Many programs do not need to do any special cleanup on exit and use the default SIGTERM behavior, which is to let the OS stop the process.
If a program does need special behavior, it can install a signal handler, and it can then run a function to handle the signal.
Now the SIGKILL signal, which is number 9, is evil, but also necessary. This signal never gets to the process itself, the OS simple stops the process. This should only be used when really, really necessary. It often becomes necessary in multithreaded programs that get into deadlocks or programs that have installed a TERM signal handler, but screwed up during their exit process.
kill is a polite request for the program to end. It cleans up its memory, closes its handles and other such niceities. It sends a SIGTERM
kill -9 tells the operating system to grab the process by the balls and throw it the hell out of the bar. Obivously it is not concerned with niceities - although it does reclaim all the memory, as it's the Operating System's responsability to keep track of that. But because it's a forceful shutdown you may have problems when trying to run the program again (not cleaning up .pid files for example)
See also [wikipedia](http://en.wikipedia.org/wiki/Kill_(Unix)
Each process runs in its own protected address space, and when the process ends (whether it exits voluntarily or is killed by an external signal) that address space is fully reclaimed. So yes, all if its memory is released properly.
Depending on the process, it may or may not cause other problems next time you try to run it. For example, it may have some files open and leave them in an inconsistent state if it's killed unexpectedly. (The files will be closed automatically, but it could be in the middle of writing some application data, for example, and the files may contain incomplete/inconsistent data if interrupted.)
Typically when the system is shutting down, all processes will be sent signal 15 (SIGTERM), at which they can perform whatever cleanup/shutdown actions they need to do. Then a short time later, they'll get signal 9 (SIGKILL), which immediately kills them, without giving them any chance to react in any way.
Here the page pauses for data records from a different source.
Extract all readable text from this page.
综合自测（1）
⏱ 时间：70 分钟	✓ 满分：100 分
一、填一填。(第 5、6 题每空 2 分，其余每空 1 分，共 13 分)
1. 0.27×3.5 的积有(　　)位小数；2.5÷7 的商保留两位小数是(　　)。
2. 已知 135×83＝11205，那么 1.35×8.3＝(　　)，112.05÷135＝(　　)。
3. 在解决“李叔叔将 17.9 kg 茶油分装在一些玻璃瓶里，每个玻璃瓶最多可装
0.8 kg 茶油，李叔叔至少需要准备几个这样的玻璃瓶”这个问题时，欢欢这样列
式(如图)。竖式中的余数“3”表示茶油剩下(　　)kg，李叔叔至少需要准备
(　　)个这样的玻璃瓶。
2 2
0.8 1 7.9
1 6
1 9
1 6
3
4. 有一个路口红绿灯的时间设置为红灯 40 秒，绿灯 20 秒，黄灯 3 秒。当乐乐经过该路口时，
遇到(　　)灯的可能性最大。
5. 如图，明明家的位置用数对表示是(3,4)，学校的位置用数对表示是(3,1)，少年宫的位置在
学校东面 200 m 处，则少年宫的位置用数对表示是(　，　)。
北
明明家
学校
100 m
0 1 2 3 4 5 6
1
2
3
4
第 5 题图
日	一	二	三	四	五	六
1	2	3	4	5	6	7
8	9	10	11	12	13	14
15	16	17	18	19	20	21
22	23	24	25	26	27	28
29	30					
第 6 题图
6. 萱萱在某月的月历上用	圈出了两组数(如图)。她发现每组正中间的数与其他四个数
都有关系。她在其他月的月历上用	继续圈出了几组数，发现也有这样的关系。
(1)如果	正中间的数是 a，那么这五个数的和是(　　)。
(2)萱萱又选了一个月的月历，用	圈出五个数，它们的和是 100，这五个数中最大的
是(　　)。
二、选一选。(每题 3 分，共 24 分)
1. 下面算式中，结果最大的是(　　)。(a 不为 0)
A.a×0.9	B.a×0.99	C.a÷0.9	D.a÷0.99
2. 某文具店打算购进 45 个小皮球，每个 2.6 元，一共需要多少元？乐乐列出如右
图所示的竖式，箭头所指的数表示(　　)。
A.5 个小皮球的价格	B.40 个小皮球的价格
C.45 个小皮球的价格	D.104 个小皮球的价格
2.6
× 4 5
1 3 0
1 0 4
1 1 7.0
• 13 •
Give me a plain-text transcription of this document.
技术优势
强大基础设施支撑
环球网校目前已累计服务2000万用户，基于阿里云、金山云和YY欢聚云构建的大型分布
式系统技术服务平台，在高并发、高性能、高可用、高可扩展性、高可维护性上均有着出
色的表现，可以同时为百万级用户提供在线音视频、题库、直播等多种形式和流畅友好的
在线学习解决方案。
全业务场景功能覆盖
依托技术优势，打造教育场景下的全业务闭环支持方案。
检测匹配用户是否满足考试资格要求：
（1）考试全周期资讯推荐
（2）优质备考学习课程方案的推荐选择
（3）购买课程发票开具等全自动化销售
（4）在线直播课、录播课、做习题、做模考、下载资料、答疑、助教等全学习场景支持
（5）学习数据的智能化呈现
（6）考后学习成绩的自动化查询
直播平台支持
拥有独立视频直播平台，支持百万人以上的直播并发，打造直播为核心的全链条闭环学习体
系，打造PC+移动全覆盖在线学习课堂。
This gives all processes a chance to clean up for themselves, and then forcefully kills any processes that aren't responding promptly.
kill -9
is the last resort, not kill.
Yes memory is reclaimed (this is the OS's responsibility)
The programs can respond to the signal however they want, it's up to the particular program to do "the right thing"
kill by default will send a terminate signal which will allow the process to exit gracefully. If the process does not seem to exit in a timely fashion, some scripts will then fall back on kill -9 which forces an exit, 'ready or not'.
In all cases OS managed things such as dynamic memory will be returned, files closed etc. But application level things may not be tidied up on a -9 kill.
kill merely sends a signal to the process. The process can trap signals (except for signal 9) and run code to perform shutdown. An app's shutdown is supposed to be brief, but it may not be instantaneous.
In any case, once the process exits, the operating system will reclaim dynamically allocated memory, close open file descriptors, and other resources.
There could be some resources that survive, for example if the app held shared memory or sockets that are also held by other (still living) processes.